У Эдика боли в животе продолжаются. Понос остановлен. Видимо, очень страдает из-за мамы, боится ее тяжелого настоящего, боится будущего без нее, цепляется за прошлое, все время вспоминает, все время говорит о детстве: о Москве, о Карлсбаде, о Дуброве, о том, какой стол бывал на Пасху, как пахло сено на Иматре, какое в Гельсингфорсе было вкусное мороженое, как, в сущности, он мало видел, мало где был при всей его страстной тоске по новым путям, при всем его остром поэтическом желании путешествий, поездов, станций, семафоров.
– Южнее Москвы я, оказывается, никогда и не был! – с разочарованной и горькой грустью говорит он, – а ведь какие возможности были в прошлом! Ты счастливее, ты видела и Ледовитый океан, и Черное море. А я…
Эдик – бедный. У него неуклюжая психика «действия и слова не вовремя». Он – пассивный неудачник.
Спит теперь в моей комнате, где холодно и неуютно, чтобы не мешать умирающей маме. И еще: чтобы самому быть дальше от зрелища умирания: боится. И не везет ему в эти – может быть, последние живые – дни (как страшно это писать!), мама все время недовольна им, все время раздражается, ворчит и сердится на него. Любое его слово и любой жест оказываются и не вовремя, и некстати.
Бедный Эдик. Бедный брат мой.
Май, 8-е. 22 часа
Мама безнадежна. Так определяю не только я – так определили три врача: Фейгина из Мечниковской, милая Сегаль из поликлиники, важный врач, барский и сухой, приезжавший ко мне час тому назад.
Мама безнадежна.
Декомпенсация сердечной деятельности. Так стоит в записке важного врача. Записка направляет маму в больницу. Если завтра достану транспорт, завтра же будем ее госпитализировать. Это ничему не поможет и не вернет ей ни здоровья, ни жизни: просто за нею будет лучший уход – клизмы, катетеры, уколы камфары и кофеина.
Ночи у меня теперь тяжелые.
Сегодня мама уже в полузабытьи, все время стонет, сохраняя еще женственную манеру своего обычного выражения страха, боли и досады:
– Ай-ай-ай!.. Ой-ой-ой!..
Боюсь встретиться с нею глазами. Открывает их теперь редко – смотрит испуганно, чисто, замученно, глаза ребенка, красивые, карие глаза, в которых вдруг появился стеклянный оттенок.
По-видимому, у меня все-таки железные нервы и страшная воля. Несмотря ни на что, вижу, оцениваю, наблюдаю. Нервы. Воля. А сердце где?
Замуштровала себя. Замеханизировала. Идеальный оловянный солдатик.

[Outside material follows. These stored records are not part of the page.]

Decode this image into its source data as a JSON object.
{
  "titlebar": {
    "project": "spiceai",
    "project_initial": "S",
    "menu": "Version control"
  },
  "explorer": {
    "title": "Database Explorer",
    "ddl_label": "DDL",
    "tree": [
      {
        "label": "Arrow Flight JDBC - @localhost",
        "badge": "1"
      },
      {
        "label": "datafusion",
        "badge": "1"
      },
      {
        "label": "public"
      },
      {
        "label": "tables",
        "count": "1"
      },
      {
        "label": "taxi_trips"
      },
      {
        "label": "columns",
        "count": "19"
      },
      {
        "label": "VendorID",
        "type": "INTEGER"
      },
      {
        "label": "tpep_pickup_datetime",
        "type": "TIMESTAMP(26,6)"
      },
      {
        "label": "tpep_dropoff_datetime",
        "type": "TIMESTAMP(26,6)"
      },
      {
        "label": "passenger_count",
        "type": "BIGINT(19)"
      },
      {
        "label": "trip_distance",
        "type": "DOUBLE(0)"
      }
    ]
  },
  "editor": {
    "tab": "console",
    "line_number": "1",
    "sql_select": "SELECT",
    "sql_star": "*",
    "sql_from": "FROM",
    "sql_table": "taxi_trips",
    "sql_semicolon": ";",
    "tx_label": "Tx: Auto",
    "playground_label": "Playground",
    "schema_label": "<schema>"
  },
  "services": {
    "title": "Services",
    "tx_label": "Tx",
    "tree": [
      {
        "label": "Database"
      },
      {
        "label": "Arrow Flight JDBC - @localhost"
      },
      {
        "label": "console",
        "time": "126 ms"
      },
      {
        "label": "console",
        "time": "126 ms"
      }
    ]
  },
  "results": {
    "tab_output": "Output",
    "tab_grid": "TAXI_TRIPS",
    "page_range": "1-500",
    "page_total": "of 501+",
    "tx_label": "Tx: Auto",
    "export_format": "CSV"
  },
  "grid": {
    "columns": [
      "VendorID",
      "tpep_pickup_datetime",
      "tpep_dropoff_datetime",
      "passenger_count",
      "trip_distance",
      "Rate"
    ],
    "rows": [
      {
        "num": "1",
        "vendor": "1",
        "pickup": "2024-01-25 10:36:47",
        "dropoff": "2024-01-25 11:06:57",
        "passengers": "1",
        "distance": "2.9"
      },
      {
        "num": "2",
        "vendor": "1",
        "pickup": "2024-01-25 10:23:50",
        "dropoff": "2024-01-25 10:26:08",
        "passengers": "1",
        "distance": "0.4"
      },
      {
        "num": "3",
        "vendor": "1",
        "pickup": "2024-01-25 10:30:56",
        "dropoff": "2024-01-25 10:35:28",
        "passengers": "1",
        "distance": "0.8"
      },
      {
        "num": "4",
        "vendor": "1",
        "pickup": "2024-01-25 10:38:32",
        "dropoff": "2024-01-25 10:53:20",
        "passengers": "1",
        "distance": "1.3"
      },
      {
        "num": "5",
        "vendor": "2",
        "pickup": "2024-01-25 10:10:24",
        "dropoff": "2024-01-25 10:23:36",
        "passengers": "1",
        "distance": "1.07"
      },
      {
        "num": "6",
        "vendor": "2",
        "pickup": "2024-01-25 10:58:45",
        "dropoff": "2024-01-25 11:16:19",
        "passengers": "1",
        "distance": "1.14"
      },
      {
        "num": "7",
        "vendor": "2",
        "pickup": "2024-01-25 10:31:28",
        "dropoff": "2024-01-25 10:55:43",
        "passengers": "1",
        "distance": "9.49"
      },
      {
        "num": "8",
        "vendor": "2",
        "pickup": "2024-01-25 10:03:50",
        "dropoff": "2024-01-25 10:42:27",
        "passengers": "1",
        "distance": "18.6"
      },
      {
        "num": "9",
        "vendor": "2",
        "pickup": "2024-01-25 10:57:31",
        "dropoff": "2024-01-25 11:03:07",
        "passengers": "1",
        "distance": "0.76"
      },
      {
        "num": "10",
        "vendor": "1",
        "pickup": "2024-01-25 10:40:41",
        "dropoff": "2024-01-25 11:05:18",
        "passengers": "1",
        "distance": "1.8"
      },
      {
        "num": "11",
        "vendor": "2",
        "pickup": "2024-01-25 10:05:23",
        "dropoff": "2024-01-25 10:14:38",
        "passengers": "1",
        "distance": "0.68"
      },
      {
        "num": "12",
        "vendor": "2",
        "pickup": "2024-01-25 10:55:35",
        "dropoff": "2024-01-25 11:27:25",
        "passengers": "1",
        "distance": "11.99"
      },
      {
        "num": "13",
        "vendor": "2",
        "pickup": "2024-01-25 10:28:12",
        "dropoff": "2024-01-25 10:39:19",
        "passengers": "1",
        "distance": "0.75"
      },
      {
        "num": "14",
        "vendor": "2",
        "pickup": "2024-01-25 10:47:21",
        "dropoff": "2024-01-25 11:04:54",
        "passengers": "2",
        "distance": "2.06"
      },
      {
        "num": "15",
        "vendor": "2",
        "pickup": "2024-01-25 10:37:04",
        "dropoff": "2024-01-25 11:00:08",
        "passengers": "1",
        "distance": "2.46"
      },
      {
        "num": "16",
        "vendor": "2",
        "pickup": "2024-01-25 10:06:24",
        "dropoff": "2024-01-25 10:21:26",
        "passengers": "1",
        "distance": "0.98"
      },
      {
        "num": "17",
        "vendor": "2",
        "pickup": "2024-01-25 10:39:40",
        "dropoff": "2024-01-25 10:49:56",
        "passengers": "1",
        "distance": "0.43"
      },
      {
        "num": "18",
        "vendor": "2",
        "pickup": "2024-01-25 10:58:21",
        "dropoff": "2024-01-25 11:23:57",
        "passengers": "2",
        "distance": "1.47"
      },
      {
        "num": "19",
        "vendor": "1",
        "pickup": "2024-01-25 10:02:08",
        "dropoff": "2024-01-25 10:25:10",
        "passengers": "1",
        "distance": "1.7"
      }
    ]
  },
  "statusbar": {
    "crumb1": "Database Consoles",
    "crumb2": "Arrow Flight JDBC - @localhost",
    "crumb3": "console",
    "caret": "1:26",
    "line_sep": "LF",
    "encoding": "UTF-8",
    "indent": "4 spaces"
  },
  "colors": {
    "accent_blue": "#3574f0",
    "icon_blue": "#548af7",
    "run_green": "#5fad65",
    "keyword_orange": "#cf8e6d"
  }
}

– Рад стараться, ваше благородие.
Ешь глазами начальство! Смотри веселей! Смотри веселей! Молодцом стой на часах! И хорони с песней и помирай с песней!
У Эдика состояние кошмарное. Только сегодня понял до конца. Увидел, почувствовал: конец.
Важный врач говорил при нем просто, считая его взрослым. Я не могла и не успела предупредить врача, что с братом нельзя говорить, как со взрослым. Ему не 36 лет, как написано в паспорте. И это ничего не значит, что у него седеют виски.